A petition calling for the University of Westminster to prevent the extremist cleric Haitham Al-Haddad from speaking on campus has reached more than 2,250 signatures.
It also asks:“How is it possible to create a safe space for thousands of LGBT students if an Anti-gay preacher is allowed on campus a day before?”
He has also claimed that “defending a law that criminalises homosexual acts” is a “brave stance” which is “determinedly standing for higher moral standards”.
This was highlighted last year, when the LGBTI Society released a study which found that one third of Westminster students that participated had witnessed and/or experienced homophobia.
Meanwhile, 50% of the respondents claimed they did not feel safe all of the time they were on campus, with 3% of these participants claiming that they never felt safe.
At the time, students claimed the situation had been exacerbated by the presence of homophobic preachers on campus.
They also stated that the University and Students Union “should be actively preventing speakers with homophobic views from having a platform”.
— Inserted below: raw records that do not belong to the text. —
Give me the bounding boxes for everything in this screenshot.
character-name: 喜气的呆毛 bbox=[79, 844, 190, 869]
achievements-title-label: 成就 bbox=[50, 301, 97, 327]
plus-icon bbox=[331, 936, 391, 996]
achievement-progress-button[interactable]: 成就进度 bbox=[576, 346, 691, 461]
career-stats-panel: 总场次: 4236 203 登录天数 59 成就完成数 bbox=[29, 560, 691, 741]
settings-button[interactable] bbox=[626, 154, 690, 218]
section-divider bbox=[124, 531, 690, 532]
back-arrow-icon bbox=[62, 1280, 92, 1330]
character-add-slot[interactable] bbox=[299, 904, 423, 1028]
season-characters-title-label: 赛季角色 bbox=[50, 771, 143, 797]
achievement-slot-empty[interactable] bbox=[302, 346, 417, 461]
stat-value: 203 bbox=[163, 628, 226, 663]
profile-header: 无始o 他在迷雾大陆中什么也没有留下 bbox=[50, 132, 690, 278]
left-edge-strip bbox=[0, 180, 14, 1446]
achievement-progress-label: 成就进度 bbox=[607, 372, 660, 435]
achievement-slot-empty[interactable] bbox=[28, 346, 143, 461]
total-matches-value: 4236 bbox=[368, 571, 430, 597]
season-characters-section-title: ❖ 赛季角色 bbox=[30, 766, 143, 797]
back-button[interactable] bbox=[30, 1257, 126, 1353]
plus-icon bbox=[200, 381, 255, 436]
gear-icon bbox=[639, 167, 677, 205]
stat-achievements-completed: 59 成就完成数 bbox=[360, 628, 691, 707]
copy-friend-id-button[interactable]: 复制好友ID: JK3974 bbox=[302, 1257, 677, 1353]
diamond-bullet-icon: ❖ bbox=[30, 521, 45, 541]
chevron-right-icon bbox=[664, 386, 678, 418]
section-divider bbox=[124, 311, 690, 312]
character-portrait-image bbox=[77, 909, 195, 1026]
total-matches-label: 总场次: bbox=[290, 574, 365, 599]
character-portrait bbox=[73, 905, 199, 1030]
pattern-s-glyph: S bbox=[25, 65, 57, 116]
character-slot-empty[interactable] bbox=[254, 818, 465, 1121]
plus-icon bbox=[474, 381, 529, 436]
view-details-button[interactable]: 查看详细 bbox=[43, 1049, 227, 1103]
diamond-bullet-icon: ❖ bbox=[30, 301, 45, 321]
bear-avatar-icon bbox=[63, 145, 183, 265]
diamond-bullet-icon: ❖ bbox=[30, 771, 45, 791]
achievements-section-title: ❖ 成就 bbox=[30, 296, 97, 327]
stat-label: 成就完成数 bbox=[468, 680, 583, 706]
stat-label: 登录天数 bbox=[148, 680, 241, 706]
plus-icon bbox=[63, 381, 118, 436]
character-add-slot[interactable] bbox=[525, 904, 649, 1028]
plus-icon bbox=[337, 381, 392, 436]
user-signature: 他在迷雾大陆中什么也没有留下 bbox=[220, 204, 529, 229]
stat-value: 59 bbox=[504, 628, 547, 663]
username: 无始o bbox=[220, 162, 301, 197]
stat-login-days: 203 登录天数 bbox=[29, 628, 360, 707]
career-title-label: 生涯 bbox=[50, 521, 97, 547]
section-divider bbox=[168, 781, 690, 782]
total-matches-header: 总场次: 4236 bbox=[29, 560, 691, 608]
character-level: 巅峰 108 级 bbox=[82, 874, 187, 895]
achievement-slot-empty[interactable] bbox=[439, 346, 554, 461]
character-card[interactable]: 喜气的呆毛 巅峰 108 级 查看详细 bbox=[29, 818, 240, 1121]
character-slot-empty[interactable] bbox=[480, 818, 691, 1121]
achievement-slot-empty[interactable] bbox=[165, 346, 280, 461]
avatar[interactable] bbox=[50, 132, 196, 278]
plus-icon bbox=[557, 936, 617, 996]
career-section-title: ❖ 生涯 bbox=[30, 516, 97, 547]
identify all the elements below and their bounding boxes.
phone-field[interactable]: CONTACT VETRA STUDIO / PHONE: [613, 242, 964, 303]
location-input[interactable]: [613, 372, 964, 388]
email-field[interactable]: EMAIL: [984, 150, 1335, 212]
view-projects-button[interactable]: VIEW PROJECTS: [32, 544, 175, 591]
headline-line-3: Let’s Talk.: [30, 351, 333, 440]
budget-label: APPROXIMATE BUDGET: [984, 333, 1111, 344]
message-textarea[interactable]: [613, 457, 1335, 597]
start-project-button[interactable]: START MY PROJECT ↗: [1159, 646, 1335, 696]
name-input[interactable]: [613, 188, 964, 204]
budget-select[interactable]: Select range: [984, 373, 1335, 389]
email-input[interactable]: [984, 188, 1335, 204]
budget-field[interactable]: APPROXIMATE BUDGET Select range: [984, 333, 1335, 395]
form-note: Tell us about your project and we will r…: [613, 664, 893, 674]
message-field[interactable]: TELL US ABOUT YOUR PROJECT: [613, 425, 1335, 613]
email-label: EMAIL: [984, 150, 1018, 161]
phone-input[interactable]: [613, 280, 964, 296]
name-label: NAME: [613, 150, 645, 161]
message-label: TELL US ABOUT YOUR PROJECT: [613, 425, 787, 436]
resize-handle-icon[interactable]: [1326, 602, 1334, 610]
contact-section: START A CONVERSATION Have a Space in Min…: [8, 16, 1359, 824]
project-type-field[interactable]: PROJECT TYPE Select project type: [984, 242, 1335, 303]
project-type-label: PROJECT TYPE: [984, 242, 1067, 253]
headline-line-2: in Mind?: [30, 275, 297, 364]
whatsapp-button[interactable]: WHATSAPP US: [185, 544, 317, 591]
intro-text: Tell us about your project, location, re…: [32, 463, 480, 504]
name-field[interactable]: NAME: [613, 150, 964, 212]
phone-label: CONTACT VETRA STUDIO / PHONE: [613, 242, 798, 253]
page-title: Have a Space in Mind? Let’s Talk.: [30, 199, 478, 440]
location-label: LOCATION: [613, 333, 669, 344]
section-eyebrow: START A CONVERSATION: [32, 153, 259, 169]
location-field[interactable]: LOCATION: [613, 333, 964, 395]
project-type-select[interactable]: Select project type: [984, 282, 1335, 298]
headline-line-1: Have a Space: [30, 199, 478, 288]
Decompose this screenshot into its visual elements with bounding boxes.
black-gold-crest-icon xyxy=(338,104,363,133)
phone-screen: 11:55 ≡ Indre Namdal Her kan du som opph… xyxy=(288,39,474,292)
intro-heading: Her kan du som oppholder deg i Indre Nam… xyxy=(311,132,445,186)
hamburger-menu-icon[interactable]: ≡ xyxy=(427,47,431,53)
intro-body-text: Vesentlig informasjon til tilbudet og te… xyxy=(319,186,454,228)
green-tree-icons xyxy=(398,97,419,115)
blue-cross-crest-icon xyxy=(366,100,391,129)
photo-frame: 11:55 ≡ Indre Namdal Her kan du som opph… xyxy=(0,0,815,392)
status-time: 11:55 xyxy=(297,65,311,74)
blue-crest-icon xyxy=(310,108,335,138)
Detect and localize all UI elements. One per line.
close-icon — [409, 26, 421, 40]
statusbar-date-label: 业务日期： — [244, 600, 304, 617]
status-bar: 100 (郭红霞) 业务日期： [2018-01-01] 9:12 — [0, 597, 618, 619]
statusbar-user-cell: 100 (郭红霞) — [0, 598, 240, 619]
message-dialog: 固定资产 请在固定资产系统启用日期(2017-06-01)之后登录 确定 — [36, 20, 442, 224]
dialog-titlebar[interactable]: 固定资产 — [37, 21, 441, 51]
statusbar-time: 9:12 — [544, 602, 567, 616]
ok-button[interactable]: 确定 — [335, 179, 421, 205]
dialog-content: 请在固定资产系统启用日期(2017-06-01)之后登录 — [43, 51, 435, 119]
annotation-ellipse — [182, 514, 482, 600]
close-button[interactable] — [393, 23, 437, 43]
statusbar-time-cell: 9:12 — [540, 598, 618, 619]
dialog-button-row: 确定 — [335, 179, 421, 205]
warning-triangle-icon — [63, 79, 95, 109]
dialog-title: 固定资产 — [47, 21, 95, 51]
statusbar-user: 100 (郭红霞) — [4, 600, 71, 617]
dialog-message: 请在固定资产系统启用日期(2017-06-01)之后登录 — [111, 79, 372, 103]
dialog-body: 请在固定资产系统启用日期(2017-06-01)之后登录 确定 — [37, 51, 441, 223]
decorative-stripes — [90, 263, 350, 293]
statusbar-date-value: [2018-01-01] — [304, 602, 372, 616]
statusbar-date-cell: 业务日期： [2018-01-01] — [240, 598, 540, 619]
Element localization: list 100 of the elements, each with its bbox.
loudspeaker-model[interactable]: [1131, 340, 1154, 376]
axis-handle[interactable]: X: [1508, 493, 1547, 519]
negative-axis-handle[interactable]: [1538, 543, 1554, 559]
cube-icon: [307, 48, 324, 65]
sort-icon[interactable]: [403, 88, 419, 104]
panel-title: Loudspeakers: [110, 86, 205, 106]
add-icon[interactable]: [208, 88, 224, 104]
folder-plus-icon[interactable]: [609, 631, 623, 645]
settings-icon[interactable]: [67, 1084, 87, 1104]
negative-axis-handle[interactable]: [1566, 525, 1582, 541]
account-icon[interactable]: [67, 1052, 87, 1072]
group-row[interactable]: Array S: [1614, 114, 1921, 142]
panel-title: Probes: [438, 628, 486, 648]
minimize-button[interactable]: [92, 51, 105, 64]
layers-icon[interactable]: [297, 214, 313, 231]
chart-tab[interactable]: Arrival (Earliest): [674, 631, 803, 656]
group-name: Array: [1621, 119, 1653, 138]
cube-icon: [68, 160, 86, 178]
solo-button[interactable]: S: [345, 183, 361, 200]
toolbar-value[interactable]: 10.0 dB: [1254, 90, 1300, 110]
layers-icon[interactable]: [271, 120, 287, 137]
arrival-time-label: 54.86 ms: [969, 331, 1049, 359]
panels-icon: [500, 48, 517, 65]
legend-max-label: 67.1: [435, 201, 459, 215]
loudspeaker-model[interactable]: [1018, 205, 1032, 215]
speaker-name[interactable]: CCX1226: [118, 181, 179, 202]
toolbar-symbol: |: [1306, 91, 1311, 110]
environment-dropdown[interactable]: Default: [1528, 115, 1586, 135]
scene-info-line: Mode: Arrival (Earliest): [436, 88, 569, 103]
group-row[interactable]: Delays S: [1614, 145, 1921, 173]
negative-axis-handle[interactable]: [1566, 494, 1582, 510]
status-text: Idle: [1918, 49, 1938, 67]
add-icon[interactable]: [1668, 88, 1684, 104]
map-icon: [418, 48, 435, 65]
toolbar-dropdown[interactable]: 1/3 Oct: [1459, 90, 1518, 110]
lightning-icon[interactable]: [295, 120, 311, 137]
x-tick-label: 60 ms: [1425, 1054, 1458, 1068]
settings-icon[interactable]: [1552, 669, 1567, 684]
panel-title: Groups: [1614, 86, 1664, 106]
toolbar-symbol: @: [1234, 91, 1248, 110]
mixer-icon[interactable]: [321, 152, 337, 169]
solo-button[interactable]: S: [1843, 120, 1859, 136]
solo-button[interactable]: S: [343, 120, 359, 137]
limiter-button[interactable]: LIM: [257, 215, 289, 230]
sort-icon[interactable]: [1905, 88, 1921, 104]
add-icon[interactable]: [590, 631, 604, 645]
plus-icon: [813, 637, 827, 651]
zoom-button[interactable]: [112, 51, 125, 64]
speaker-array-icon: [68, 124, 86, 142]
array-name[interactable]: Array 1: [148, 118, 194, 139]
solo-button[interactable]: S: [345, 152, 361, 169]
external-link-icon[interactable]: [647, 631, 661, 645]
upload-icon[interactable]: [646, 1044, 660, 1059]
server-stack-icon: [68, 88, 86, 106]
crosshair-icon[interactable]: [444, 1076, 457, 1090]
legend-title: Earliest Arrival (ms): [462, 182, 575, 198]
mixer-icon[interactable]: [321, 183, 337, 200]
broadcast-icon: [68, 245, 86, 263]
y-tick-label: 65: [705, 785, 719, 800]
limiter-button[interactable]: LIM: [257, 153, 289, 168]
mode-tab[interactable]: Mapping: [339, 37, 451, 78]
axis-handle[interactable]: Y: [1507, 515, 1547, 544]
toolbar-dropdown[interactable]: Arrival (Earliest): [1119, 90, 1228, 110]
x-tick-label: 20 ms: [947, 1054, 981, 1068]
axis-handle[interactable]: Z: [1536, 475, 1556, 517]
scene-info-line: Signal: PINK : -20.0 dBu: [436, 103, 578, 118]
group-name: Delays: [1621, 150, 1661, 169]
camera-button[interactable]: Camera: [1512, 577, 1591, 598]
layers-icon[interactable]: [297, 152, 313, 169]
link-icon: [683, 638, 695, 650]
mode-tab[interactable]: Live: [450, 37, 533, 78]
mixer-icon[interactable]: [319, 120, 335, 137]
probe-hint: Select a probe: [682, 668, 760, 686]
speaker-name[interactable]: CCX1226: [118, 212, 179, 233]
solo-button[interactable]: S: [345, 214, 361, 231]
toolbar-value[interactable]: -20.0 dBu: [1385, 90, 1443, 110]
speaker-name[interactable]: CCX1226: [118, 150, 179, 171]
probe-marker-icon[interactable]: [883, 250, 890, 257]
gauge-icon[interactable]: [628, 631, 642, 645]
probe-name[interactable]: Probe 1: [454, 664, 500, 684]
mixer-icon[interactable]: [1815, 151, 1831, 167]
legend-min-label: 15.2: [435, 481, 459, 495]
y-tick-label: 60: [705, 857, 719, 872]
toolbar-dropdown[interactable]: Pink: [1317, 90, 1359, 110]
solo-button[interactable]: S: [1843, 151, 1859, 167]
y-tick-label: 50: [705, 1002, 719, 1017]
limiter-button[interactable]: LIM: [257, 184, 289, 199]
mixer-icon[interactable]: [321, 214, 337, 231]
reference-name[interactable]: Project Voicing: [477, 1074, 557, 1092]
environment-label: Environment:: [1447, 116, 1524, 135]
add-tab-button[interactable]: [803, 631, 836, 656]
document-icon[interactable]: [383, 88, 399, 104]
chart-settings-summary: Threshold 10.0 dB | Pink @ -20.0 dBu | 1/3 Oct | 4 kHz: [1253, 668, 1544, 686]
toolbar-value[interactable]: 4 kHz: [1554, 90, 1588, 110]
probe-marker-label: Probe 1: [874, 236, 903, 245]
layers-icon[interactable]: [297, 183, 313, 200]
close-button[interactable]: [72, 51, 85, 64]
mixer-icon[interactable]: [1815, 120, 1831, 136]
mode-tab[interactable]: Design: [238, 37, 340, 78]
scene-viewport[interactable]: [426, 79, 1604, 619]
With these issues once again affecting the campus, the University of Westminster has released a statement in response to the petition, saying:“The University is committed to maintaining freedom of speech and a diversity of views as set out in the Education Act 1986. As a diverse community of local and international students of many faiths, respect and tolerance is our foremost concern and we will be monitoring the event carefully and any student concerns”.
As such, it does not appear that there is any plan to cancel the event despite the calls to do so from students.
If this is the case, the university must ensure students wishing to challenge Haddad are given opportunity to do so – and we hope this will lead the Islamic Society to consider future speakers more carefully.